Han, what would you do? Leia wondered, running a hand through her brittle, greying hair. She had forced herself to listen to Rey's recollection of Han's death, both women faltering in stages as grief pulsed through their numbed state of denial. Finn's report had been passionate and furious, lashing against Kylo Ren with sheer emotion, neglecting to observe any purpose or motive besides, "He's Kylo Ren. He won't stop killing until the Resistance is finished."
Yet even Darth Vader had killed thousands of Jedi and still felt drawn towards the light, ere the end. Luke had refused to give up hope for his father.
And neither will Poe, Leia realized, sighing as she played the footage again. In spite of his denial, and the cold rage that clenched his hands whenever he neared the hall to the cell block, he could not quench his own spirit. Shara's mercy ran deep in her boy.

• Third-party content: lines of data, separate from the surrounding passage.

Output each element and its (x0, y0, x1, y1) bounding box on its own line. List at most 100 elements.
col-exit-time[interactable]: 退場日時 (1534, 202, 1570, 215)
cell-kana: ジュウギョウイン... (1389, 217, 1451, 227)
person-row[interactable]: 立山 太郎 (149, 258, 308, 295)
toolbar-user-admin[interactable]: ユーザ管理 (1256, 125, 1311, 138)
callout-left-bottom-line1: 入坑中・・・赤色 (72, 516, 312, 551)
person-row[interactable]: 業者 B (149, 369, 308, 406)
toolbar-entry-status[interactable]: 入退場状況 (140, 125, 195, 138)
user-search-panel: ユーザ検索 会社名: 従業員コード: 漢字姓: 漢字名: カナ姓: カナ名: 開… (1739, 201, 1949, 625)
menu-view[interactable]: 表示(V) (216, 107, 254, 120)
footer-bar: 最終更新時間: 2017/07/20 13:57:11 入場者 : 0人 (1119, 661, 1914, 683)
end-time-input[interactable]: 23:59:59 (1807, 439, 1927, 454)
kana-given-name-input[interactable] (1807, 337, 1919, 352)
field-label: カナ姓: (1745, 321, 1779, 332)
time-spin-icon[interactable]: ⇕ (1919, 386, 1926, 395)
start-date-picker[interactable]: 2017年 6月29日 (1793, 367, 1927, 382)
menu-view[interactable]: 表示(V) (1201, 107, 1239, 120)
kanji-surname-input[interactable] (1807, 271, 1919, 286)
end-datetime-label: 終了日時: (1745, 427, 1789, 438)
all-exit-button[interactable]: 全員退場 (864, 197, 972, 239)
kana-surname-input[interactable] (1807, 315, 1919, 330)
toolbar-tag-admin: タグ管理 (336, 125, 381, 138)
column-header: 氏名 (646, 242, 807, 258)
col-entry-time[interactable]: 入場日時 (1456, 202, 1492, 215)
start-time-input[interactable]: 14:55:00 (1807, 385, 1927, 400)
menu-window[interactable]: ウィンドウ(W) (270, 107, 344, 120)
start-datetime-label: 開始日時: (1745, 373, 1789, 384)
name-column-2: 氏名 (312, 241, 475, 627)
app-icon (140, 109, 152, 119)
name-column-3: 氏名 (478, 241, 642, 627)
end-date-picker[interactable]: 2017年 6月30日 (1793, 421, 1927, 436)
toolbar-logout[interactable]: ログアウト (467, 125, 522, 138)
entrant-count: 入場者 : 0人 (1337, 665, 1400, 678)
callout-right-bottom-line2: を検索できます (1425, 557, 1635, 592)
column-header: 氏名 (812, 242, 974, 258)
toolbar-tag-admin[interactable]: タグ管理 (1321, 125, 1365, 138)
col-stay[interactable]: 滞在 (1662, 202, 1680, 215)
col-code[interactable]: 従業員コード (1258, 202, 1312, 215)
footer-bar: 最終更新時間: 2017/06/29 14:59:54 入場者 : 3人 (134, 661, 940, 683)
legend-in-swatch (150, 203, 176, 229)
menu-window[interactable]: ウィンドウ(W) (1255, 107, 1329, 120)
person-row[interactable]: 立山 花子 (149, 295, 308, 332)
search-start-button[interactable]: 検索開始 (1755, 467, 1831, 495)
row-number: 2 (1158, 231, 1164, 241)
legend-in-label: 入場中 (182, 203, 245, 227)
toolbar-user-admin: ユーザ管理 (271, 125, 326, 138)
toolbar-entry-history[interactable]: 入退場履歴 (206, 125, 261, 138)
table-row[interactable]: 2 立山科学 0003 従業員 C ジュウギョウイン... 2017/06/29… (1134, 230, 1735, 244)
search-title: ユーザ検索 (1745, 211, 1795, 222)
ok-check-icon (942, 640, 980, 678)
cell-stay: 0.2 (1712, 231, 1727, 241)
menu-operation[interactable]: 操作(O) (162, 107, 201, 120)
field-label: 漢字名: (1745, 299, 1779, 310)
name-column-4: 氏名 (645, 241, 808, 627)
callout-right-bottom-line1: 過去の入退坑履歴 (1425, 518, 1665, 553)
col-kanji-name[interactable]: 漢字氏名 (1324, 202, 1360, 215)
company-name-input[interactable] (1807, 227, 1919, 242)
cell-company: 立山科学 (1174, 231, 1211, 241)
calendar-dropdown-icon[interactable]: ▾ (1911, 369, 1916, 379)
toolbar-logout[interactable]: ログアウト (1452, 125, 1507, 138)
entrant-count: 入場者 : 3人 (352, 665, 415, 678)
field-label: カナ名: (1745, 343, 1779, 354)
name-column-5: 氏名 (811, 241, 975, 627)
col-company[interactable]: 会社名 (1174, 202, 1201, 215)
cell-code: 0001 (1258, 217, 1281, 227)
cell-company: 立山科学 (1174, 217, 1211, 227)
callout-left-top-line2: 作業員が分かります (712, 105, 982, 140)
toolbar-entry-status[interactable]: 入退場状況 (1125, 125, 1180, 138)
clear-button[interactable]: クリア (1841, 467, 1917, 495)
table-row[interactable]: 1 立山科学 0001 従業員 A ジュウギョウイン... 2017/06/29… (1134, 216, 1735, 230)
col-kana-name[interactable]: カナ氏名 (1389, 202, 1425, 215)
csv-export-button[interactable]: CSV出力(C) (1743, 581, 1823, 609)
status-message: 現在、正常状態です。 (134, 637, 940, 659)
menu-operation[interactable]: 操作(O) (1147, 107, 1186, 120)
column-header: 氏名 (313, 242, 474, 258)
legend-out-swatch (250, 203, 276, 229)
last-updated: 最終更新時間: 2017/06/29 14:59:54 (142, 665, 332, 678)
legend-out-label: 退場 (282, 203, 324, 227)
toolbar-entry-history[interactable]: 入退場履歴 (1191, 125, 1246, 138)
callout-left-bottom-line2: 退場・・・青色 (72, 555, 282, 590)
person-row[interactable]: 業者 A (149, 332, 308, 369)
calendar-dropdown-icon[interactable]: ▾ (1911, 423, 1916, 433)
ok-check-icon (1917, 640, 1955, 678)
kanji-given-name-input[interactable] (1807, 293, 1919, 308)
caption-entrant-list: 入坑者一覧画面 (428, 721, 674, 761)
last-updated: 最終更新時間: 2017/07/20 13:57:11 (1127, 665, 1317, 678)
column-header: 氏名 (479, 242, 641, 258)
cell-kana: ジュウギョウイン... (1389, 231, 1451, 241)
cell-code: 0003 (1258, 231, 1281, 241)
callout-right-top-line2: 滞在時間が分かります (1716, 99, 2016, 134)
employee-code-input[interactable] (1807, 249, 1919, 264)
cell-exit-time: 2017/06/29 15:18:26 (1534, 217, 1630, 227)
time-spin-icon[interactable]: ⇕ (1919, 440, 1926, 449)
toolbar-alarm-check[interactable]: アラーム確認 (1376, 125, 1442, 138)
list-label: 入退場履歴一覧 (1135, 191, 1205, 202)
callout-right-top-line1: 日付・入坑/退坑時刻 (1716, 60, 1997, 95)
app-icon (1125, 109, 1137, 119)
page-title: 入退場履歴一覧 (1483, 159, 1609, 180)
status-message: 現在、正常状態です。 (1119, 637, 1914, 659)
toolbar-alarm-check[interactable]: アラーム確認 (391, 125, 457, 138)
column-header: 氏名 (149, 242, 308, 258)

He senses something, Leia acknowledged. Though the pilot saw little purpose in lightsabers and mythical beings who lived on in the Force, there was more behind his skills than "dang good piloting." He instinctively knew who to trust. Who else would single out the one stormtrooper in a melee who refused to fire his gun? He miraculously accounted for hazards in mid-flight, skirting around enemy fire and skimming over obstructions with centimeters to spare. Long ago, he almost seemed to be intuitive to the moment when Ben would lash out uncontrollably. Somehow he was always there at the moment when he was most needed.
Oh Poe, Shara had it too, Leia pondered compassionately, remembering a pilot who might have been a Jedi had there never been an Empire. You don't understand your own gifts.
If Poe sensed goodness in the man who had tormented him time and time again; if he still sought the light in one who seemed the furthest away...
Then what in the blazes was she doing puttering around with protocol when her son was sulking in solitary confinement?
"Han, you'd better be up there scolding him," Leia growled, casting a dark look at the golden dice dangling from her console. "Because you've left that crazy kid completely in my hands, and I'm about to shoot him."
There were no second chances for traitors, but there were motives behind murder. Leia had been left in the dark long enough.
She was going to have a little face-to-face chat with Kylo Ren.